October 2 Policy exchangepublished by an influential conservative think tank a report On Web3 with 10 proposals for the British government He said this would help the country improve regulation of this sector.
One of the proposals presented in the report is to limit the obligations of individuals holding tokens in a decentralized, autonomous organization (Dao). The report cites a negative example Because of the recent ruling in the United States This makes any US individual who owns or previously owned DAO tokens liable for any violations of the law committed by the DAO itself.
Related: UK to launch digital securities sandbox in Q1 2024
Moreover, the report suggests Financial Conduct Authority (FCA), the main financial regulatory body in the United Kingdom, to facilitate the current “Know Your Customer” (KYC) approach, allowing the use of… “Alternative and innovative technologies”, Such as digital identities and blockchain analysis tools.

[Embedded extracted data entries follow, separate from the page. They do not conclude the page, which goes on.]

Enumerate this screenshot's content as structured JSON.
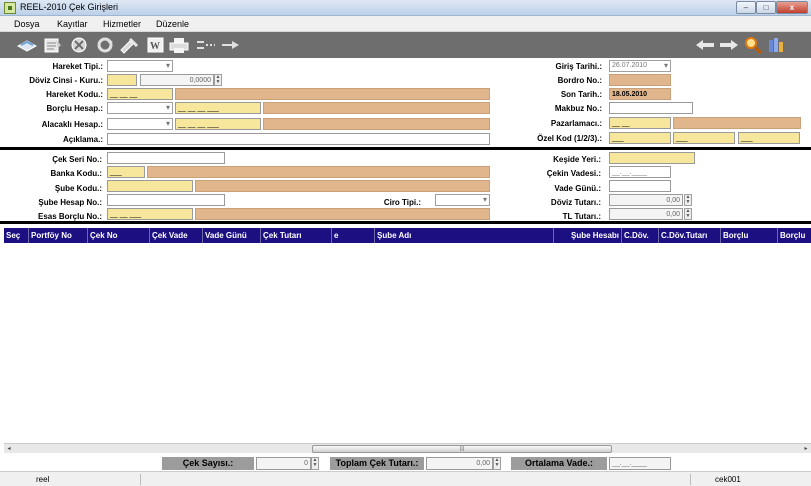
{
  "window": {
    "title": "REEL-2010 Çek Girişleri",
    "close_label": "x"
  },
  "menu": [
    "Dosya",
    "Kayıtlar",
    "Hizmetler",
    "Düzenle"
  ],
  "toolbar_icons": [
    "new-record-icon",
    "edit-record-icon",
    "delete-icon",
    "refresh-icon",
    "tools-icon",
    "word-icon",
    "print-icon",
    "collapse-icon",
    "expand-icon",
    "back-arrow-icon",
    "forward-arrow-icon",
    "search-icon",
    "report-icon"
  ],
  "form": {
    "hareket_tipi": "Hareket Tipi.:",
    "doviz_cinsi": "Döviz Cinsi - Kuru.:",
    "doviz_kuru": "0,0000",
    "hareket_kodu": "Hareket Kodu.:",
    "hareket_kodu_value": "__ __ __",
    "borclu_hesap": "Borçlu Hesap.:",
    "borclu_hesap_value": "__ __ __ ___",
    "alacakli_hesap": "Alacaklı Hesap.:",
    "alacakli_hesap_value": "__ __ __ ___",
    "aciklama": "Açıklama.:",
    "giris_tarihi": "Giriş Tarihi.:",
    "giris_tarihi_value": "26.07.2010",
    "bordro_no": "Bordro No.:",
    "son_tarih": "Son Tarih.:",
    "son_tarih_value": "18.05.2010",
    "makbuz_no": "Makbuz No.:",
    "pazarlamaci": "Pazarlamacı.:",
    "pazarlamaci_value": "__ __",
    "ozel_kod": "Özel Kod (1/2/3).:",
    "ozel_kod_1": "___",
    "ozel_kod_2": "___",
    "ozel_kod_3": "___",
    "cek_seri_no": "Çek Seri No.:",
    "banka_kodu": "Banka Kodu.:",
    "banka_kodu_value": "___",
    "sube_kodu": "Şube Kodu.:",
    "sube_hesap_no": "Şube Hesap No.:",
    "ciro_tipi": "Ciro Tipi.:",
    "esas_borclu_no": "Esas Borçlu No.:",
    "esas_borclu_value": "__ __ ___",
    "keside_yeri": "Keşide Yeri.:",
    "cekin_vadesi": "Çekin Vadesi.:",
    "cekin_vadesi_value": "__.__.____",
    "vade_gunu": "Vade Günü.:",
    "doviz_tutari": "Döviz Tutarı.:",
    "doviz_tutari_value": "0,00",
    "tl_tutari": "TL Tutarı.:",
    "tl_tutari_value": "0,00"
  },
  "grid": {
    "columns": [
      "Seç",
      "Portföy No",
      "Çek No",
      "Çek Vade",
      "Vade Günü",
      "Çek Tutarı",
      "e",
      "Şube Adı",
      "Şube Hesabı",
      "C.Döv.",
      "C.Döv.Tutarı",
      "Borçlu",
      "Borçlu"
    ]
  },
  "scroll_grip": "|||",
  "footer": {
    "cek_sayisi": "Çek Sayısı.:",
    "cek_sayisi_value": "0",
    "toplam_cek_tutari": "Toplam Çek Tutarı.:",
    "toplam_value": "0,00",
    "ortalama_vade": "Ortalama Vade.:",
    "ortalama_value": "__.__.____"
  },
  "status": {
    "left": "reel",
    "right": "cek001"
  }
}
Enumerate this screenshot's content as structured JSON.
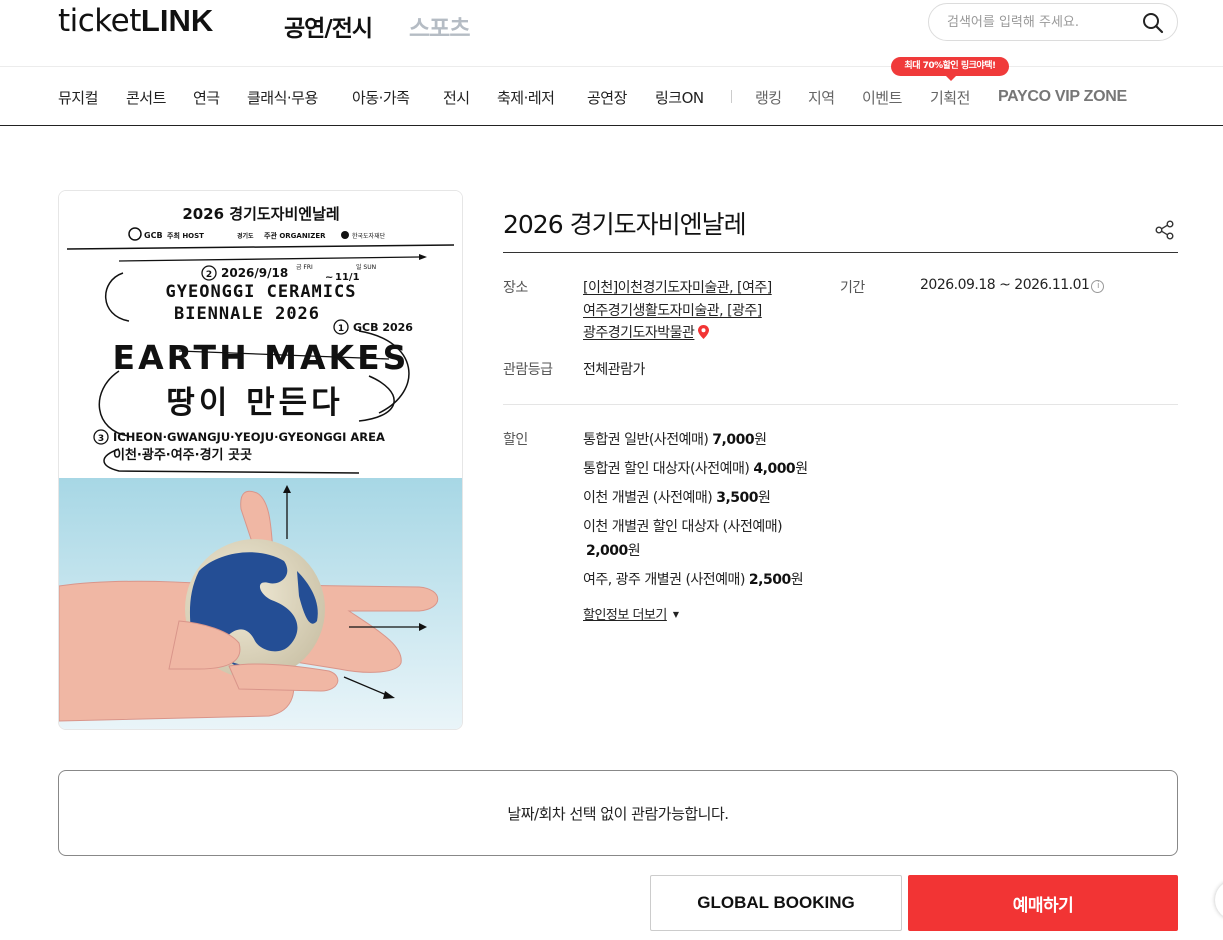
{
  "header": {
    "logo_part1": "ticket",
    "logo_part2": "LINK",
    "tab_active": "공연/전시",
    "tab_inactive": "스포츠",
    "search_placeholder": "검색어를 입력해 주세요."
  },
  "nav": {
    "categories": [
      "뮤지컬",
      "콘서트",
      "연극",
      "클래식·무용",
      "아동·가족",
      "전시",
      "축제·레저",
      "공연장",
      "링크ON"
    ],
    "sub": [
      "랭킹",
      "지역",
      "이벤트",
      "기획전"
    ],
    "payco": "PAYCO VIP ZONE",
    "promo_badge": "최대 70%할인 링크야택!"
  },
  "poster": {
    "title_kr": "2026 경기도자비엔날레",
    "logo_gcb": "GCB",
    "host_label": "주최 HOST",
    "host_org": "경기도",
    "organizer_label": "주관 ORGANIZER",
    "organizer_org": "한국도자재단",
    "date_start": "2026/9/18",
    "date_start_day": "금 FRI",
    "date_end": "11/1",
    "date_end_day": "일 SUN",
    "line_en1": "GYEONGGI CERAMICS",
    "line_en2": "BIENNALE 2026",
    "gcb_year": "GCB 2026",
    "headline_en": "EARTH MAKES",
    "headline_kr": "땅이 만든다",
    "area_en": "ICHEON·GWANGJU·YEOJU·GYEONGGI AREA",
    "area_kr": "이천·광주·여주·경기 곳곳",
    "num1": "1",
    "num2": "2",
    "num3": "3"
  },
  "detail": {
    "title": "2026 경기도자비엔날레",
    "venue_label": "장소",
    "venue_lines": [
      "[이천]이천경기도자미술관, [여주]",
      "여주경기생활도자미술관, [광주]",
      "광주경기도자박물관"
    ],
    "period_label": "기간",
    "period_value": "2026.09.18 ~ 2026.11.01",
    "rating_label": "관람등급",
    "rating_value": "전체관람가",
    "discount_label": "할인",
    "prices": [
      {
        "name": "통합권 일반(사전예매)",
        "amount": "7,000",
        "unit": "원"
      },
      {
        "name": "통합권 할인 대상자(사전예매)",
        "amount": "4,000",
        "unit": "원"
      },
      {
        "name": "이천 개별권 (사전예매)",
        "amount": "3,500",
        "unit": "원"
      },
      {
        "name": "이천 개별권 할인 대상자 (사전예매)",
        "amount": "2,000",
        "unit": "원"
      },
      {
        "name": "여주, 광주 개별권 (사전예매)",
        "amount": "2,500",
        "unit": "원"
      }
    ],
    "more_discount": "할인정보 더보기"
  },
  "notice_text": "날짜/회차 선택 없이 관람가능합니다.",
  "buttons": {
    "global": "GLOBAL BOOKING",
    "book": "예매하기"
  },
  "colors": {
    "accent": "#f23434",
    "poster_sky": "#a8d8e6"
  },
  "icons": [
    "search-icon",
    "share-icon",
    "map-pin-icon",
    "info-icon",
    "dropdown-triangle-icon"
  ]
}
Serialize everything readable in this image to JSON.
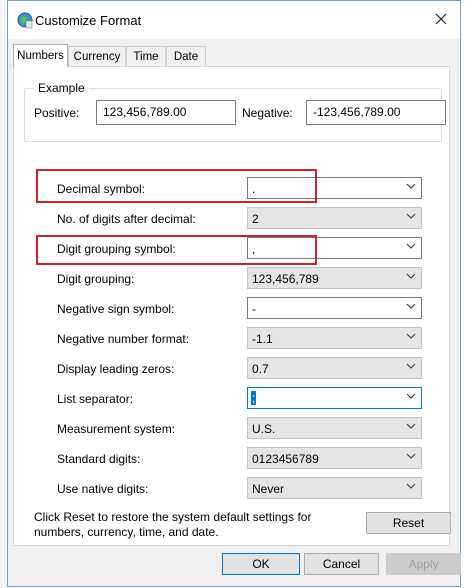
{
  "window": {
    "title": "Customize Format"
  },
  "tabs": [
    "Numbers",
    "Currency",
    "Time",
    "Date"
  ],
  "example": {
    "label": "Example",
    "positive_label": "Positive:",
    "positive_value": "123,456,789.00",
    "negative_label": "Negative:",
    "negative_value": "-123,456,789.00"
  },
  "settings": [
    {
      "label": "Decimal symbol:",
      "value": "."
    },
    {
      "label": "No. of digits after decimal:",
      "value": "2"
    },
    {
      "label": "Digit grouping symbol:",
      "value": ","
    },
    {
      "label": "Digit grouping:",
      "value": "123,456,789"
    },
    {
      "label": "Negative sign symbol:",
      "value": "-"
    },
    {
      "label": "Negative number format:",
      "value": "-1.1"
    },
    {
      "label": "Display leading zeros:",
      "value": "0.7"
    },
    {
      "label": "List separator:",
      "value": ";"
    },
    {
      "label": "Measurement system:",
      "value": "U.S."
    },
    {
      "label": "Standard digits:",
      "value": "0123456789"
    },
    {
      "label": "Use native digits:",
      "value": "Never"
    }
  ],
  "footnote": "Click Reset to restore the system default settings for numbers, currency, time, and date.",
  "buttons": {
    "reset": "Reset",
    "ok": "OK",
    "cancel": "Cancel",
    "apply": "Apply"
  },
  "colors": {
    "highlight": "#d0222e",
    "focus": "#0078d7",
    "background_text": "#2e7d32"
  }
}
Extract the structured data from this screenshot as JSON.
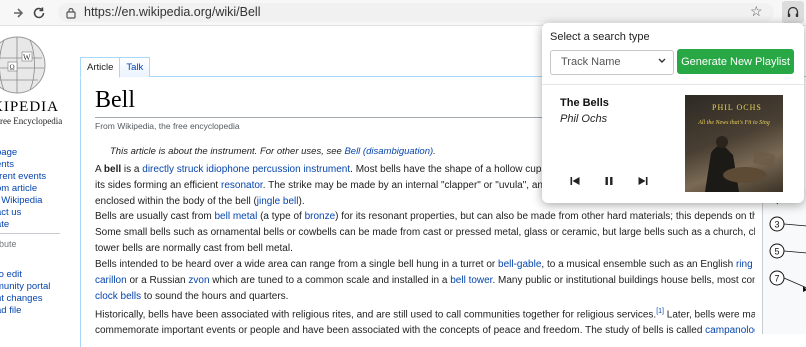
{
  "browser": {
    "url": "https://en.wikipedia.org/wiki/Bell"
  },
  "wiki": {
    "wordmark": "IKIPEDIA",
    "tagline": "Free Encyclopedia",
    "nav": [
      "page",
      "ents",
      "rrent events",
      "om article",
      "t Wikipedia",
      "act us",
      "ate"
    ],
    "nav_heading": "ibute",
    "nav2": [
      "to edit",
      "munity portal",
      "nt changes",
      "ad file"
    ],
    "tabs": {
      "article": "Article",
      "talk": "Talk"
    },
    "title": "Bell",
    "subtitle": "From Wikipedia, the free encyclopedia",
    "hatnote": {
      "text": "This article is about the instrument. For other uses, see ",
      "link": "Bell (disambiguation)",
      "end": "."
    },
    "p1": {
      "l1a": "A ",
      "l1b": "bell",
      "l1c": " is a ",
      "l1d": "directly struck idiophone percussion instrument",
      "l1e": ". Most bells have the shape of a hollow cup that when",
      "l2a": "its sides forming an efficient ",
      "l2b": "resonator",
      "l2c": ". The strike may be made by an internal \"clapper\" or \"uvula\", an external h",
      "l3a": "enclosed within the body of the bell (",
      "l3b": "jingle bell",
      "l3c": ")."
    },
    "p2": {
      "l1a": "Bells are usually cast from ",
      "l1b": "bell metal",
      "l1c": " (a type of ",
      "l1d": "bronze",
      "l1e": ") for its resonant properties, but can also be made from other hard materials; this depends on the function.",
      "l2": "Some small bells such as ornamental bells or cowbells can be made from cast or pressed metal, glass or ceramic, but large bells such as a church, clock and",
      "l3": "tower bells are normally cast from bell metal."
    },
    "p3": {
      "l1a": "Bells intended to be heard over a wide area can range from a single bell hung in a turret or ",
      "l1b": "bell-gable",
      "l1c": ", to a musical ensemble such as an English ",
      "l1d": "ring of bells",
      "l1e": ", a",
      "l2a": "carillon",
      "l2b": " or a Russian ",
      "l2c": "zvon",
      "l2d": " which are tuned to a common scale and installed in a ",
      "l2e": "bell tower",
      "l2f": ". Many public or institutional buildings house bells, most commonly as",
      "l3a": "clock bells",
      "l3b": " to sound the hours and quarters."
    },
    "p4": {
      "l1a": "Historically, bells have been associated with religious rites, and are still used to call communities together for religious services.",
      "l1b": "[1]",
      "l1c": " Later, bells were made to",
      "l2a": "commemorate important events or people and have been associated with the concepts of peace and freedom. The study of bells is called ",
      "l2b": "campanology",
      "l2c": "."
    },
    "diagram_labels": [
      "3",
      "5",
      "7"
    ]
  },
  "popup": {
    "label": "Select a search type",
    "select_value": "Track Name",
    "generate_label": "Generate New Playlist",
    "track_title": "The Bells",
    "track_artist": "Phil Ochs",
    "album_artist": "PHIL OCHS",
    "album_title": "All the News that's Fit to Sing",
    "accent": "#28a745"
  }
}
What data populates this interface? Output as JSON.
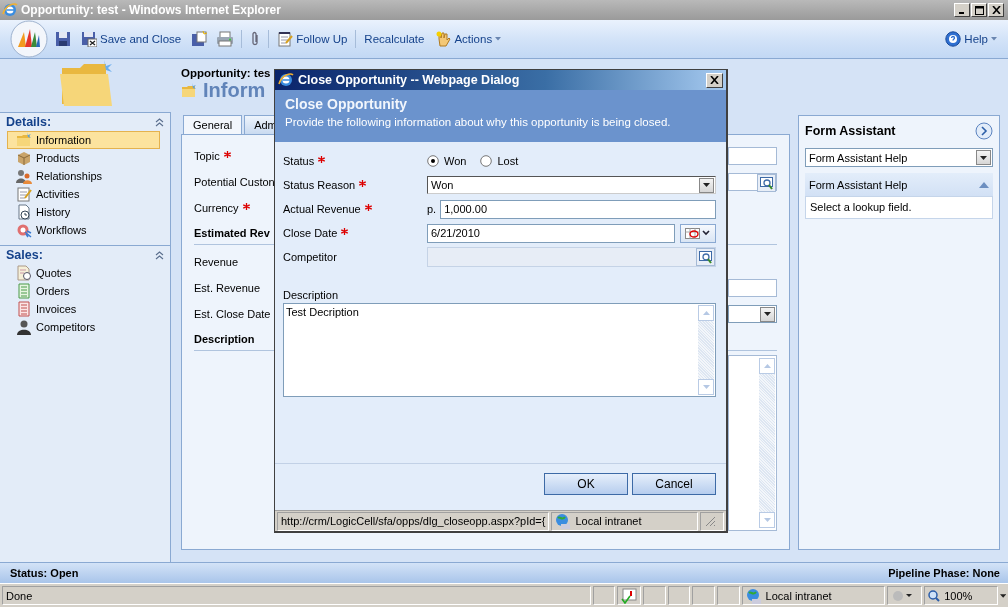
{
  "window": {
    "title": "Opportunity: test - Windows Internet Explorer"
  },
  "toolbar": {
    "buttons": [
      {
        "label": "Save and Close",
        "kind": "button"
      },
      {
        "label": "Follow Up",
        "kind": "button"
      },
      {
        "label": "Recalculate",
        "kind": "button"
      },
      {
        "label": "Actions",
        "kind": "menu"
      }
    ],
    "help": "Help"
  },
  "nav": {
    "sections": [
      {
        "title": "Details:",
        "expanded": true,
        "items": [
          {
            "label": "Information",
            "selected": true
          },
          {
            "label": "Products",
            "selected": false
          },
          {
            "label": "Relationships",
            "selected": false
          },
          {
            "label": "Activities",
            "selected": false
          },
          {
            "label": "History",
            "selected": false
          },
          {
            "label": "Workflows",
            "selected": false
          }
        ]
      },
      {
        "title": "Sales:",
        "expanded": true,
        "items": [
          {
            "label": "Quotes",
            "selected": false
          },
          {
            "label": "Orders",
            "selected": false
          },
          {
            "label": "Invoices",
            "selected": false
          },
          {
            "label": "Competitors",
            "selected": false
          }
        ]
      }
    ]
  },
  "record": {
    "entity": "Opportunity: tes",
    "heading": "Inform"
  },
  "form": {
    "tabs": [
      {
        "label": "General",
        "selected": true
      },
      {
        "label": "Adm",
        "selected": false
      }
    ],
    "rows": [
      {
        "kind": "text",
        "label": "Topic",
        "required": true
      },
      {
        "kind": "lookup",
        "label": "Potential Custon",
        "required": false
      },
      {
        "kind": "covered",
        "label": "Currency",
        "required": true
      },
      {
        "kind": "section",
        "label": "Estimated Rev"
      },
      {
        "kind": "covered",
        "label": "Revenue",
        "required": false
      },
      {
        "kind": "text",
        "label": "Est. Revenue",
        "required": false
      },
      {
        "kind": "select",
        "label": "Est. Close Date",
        "required": false
      },
      {
        "kind": "section",
        "label": "Description"
      },
      {
        "kind": "textarea"
      }
    ]
  },
  "assistant": {
    "title": "Form Assistant",
    "select": "Form Assistant Help",
    "section": "Form Assistant Help",
    "text": "Select a lookup field."
  },
  "dialog": {
    "title": "Close Opportunity -- Webpage Dialog",
    "header_title": "Close Opportunity",
    "header_text": "Provide the following information about why this opportunity is being closed.",
    "fields": [
      {
        "kind": "radio",
        "label": "Status",
        "required": true,
        "options": [
          {
            "label": "Won",
            "selected": true
          },
          {
            "label": "Lost",
            "selected": false
          }
        ]
      },
      {
        "kind": "select",
        "label": "Status Reason",
        "required": true,
        "value": "Won"
      },
      {
        "kind": "currency",
        "label": "Actual Revenue",
        "required": true,
        "symbol": "p.",
        "value": "1,000.00"
      },
      {
        "kind": "date",
        "label": "Close Date",
        "required": true,
        "value": "6/21/2010"
      },
      {
        "kind": "lookup",
        "label": "Competitor",
        "required": false,
        "disabled": true
      }
    ],
    "description": {
      "label": "Description",
      "value": "Test Decription"
    },
    "buttons": [
      "OK",
      "Cancel"
    ],
    "status": {
      "url": "http://crm/LogicCell/sfa/opps/dlg_closeopp.aspx?pId={",
      "zone": "Local intranet"
    }
  },
  "status_row": {
    "status": "Status: Open",
    "pipeline": "Pipeline Phase: None"
  },
  "browser_status": {
    "text": "Done",
    "zone": "Local intranet",
    "zoom": "100%"
  }
}
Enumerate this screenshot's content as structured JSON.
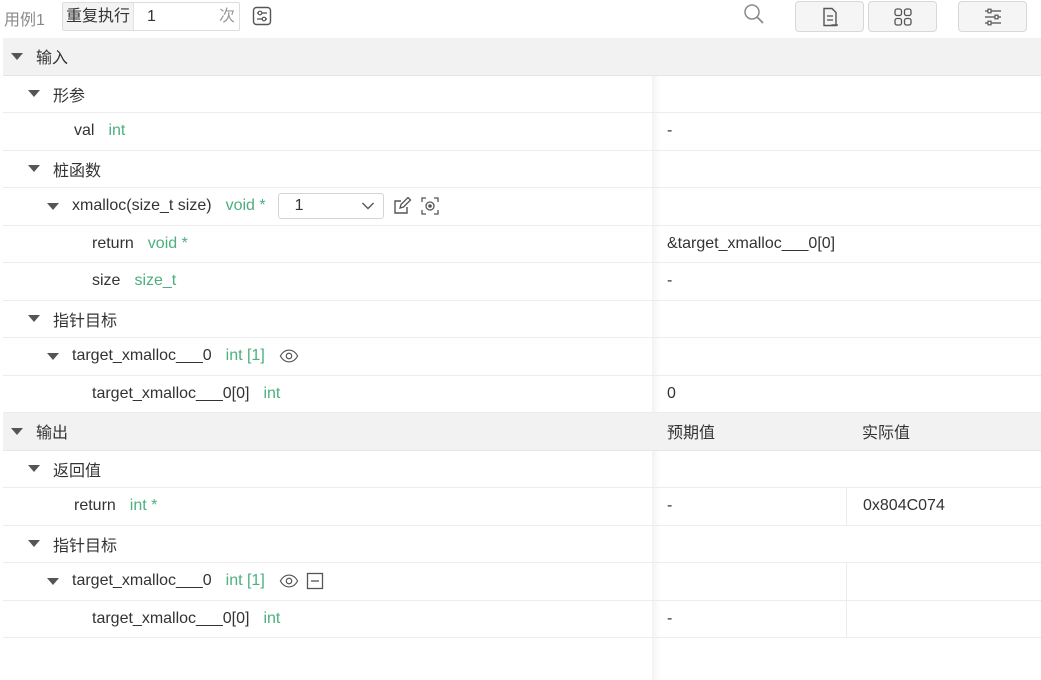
{
  "toolbar": {
    "case_label": "用例1",
    "repeat_label": "重复执行",
    "repeat_value": "1",
    "repeat_unit": "次"
  },
  "input_section": {
    "title": "输入",
    "params": {
      "title": "形参",
      "items": [
        {
          "name": "val",
          "type": "int",
          "value": "-"
        }
      ]
    },
    "stubs": {
      "title": "桩函数",
      "func": {
        "name": "xmalloc(size_t size)",
        "type": "void *",
        "select_value": "1",
        "children": [
          {
            "name": "return",
            "type": "void *",
            "value": "&target_xmalloc___0[0]"
          },
          {
            "name": "size",
            "type": "size_t",
            "value": "-"
          }
        ]
      }
    },
    "pointer_targets": {
      "title": "指针目标",
      "target": {
        "name": "target_xmalloc___0",
        "type": "int [1]",
        "children": [
          {
            "name": "target_xmalloc___0[0]",
            "type": "int",
            "value": "0"
          }
        ]
      }
    }
  },
  "output_section": {
    "title": "输出",
    "expected_header": "预期值",
    "actual_header": "实际值",
    "return_value": {
      "title": "返回值",
      "items": [
        {
          "name": "return",
          "type": "int *",
          "expected": "-",
          "actual": "0x804C074"
        }
      ]
    },
    "pointer_targets": {
      "title": "指针目标",
      "target": {
        "name": "target_xmalloc___0",
        "type": "int [1]",
        "children": [
          {
            "name": "target_xmalloc___0[0]",
            "type": "int",
            "expected": "-",
            "actual": ""
          }
        ]
      }
    }
  },
  "colors": {
    "type_green": "#4caf7d",
    "section_bg": "#f2f2f2",
    "text": "#333333"
  }
}
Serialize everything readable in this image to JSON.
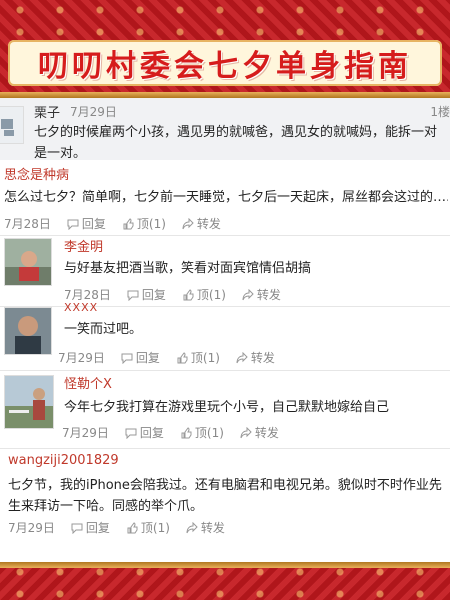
{
  "banner": {
    "title": "叨叨村委会七夕单身指南"
  },
  "posts": [
    {
      "user": "栗子",
      "date": "7月29日",
      "tag": "1楼",
      "text": "七夕的时候雇两个小孩，遇见男的就喊爸，遇见女的就喊妈，能拆一对是一对。"
    },
    {
      "user": "思念是种病",
      "text": "怎么过七夕？简单啊，七夕前一天睡觉，七夕后一天起床，屌丝都会这过的……",
      "date": "7月28日",
      "reply": "回复",
      "like": "顶(1)",
      "share": "转发"
    },
    {
      "user": "李金明",
      "text": "与好基友把酒当歌，笑看对面宾馆情侣胡搞",
      "date": "7月28日",
      "reply": "回复",
      "like": "顶(1)",
      "share": "转发"
    },
    {
      "user": "XXXX",
      "text": "一笑而过吧。",
      "date": "7月29日",
      "reply": "回复",
      "like": "顶(1)",
      "share": "转发"
    },
    {
      "user": "怪勒个X",
      "text": "今年七夕我打算在游戏里玩个小号，自己默默地嫁给自己",
      "date": "7月29日",
      "reply": "回复",
      "like": "顶(1)",
      "share": "转发"
    },
    {
      "user": "wangziji2001829",
      "text": "七夕节，我的iPhone会陪我过。还有电脑君和电视兄弟。貌似时不时作业先生来拜访一下哈。同感的举个爪。",
      "date": "7月29日",
      "reply": "回复",
      "like": "顶(1)",
      "share": "转发"
    }
  ],
  "colors": {
    "username": "#c0392b",
    "frame": "#b0161b",
    "title": "#d61c1c"
  },
  "icons": [
    "reply-icon",
    "like-icon",
    "share-icon"
  ]
}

Experts say the UK should avoid obstructing self-hosted wallets and regulate proof-of-stake services such as financial services. Other proposals include allowing private stablecoin issuers to place their reserves with the Bank of England, creating a stablecoin “tax envelope” To trade cryptocurrencies and create a new sandbox under the Ministry of Science, Innovation and Technology.
newly, UK regulators have taken a tougher approach to the digital assets sector. The UK Treasury is considering banning all cold calls promoting cryptocurrency investments, and the Financial Conduct Authority (FCA) has warned local companies in the sector. To follow its own marketing rules Or suffer the consequences.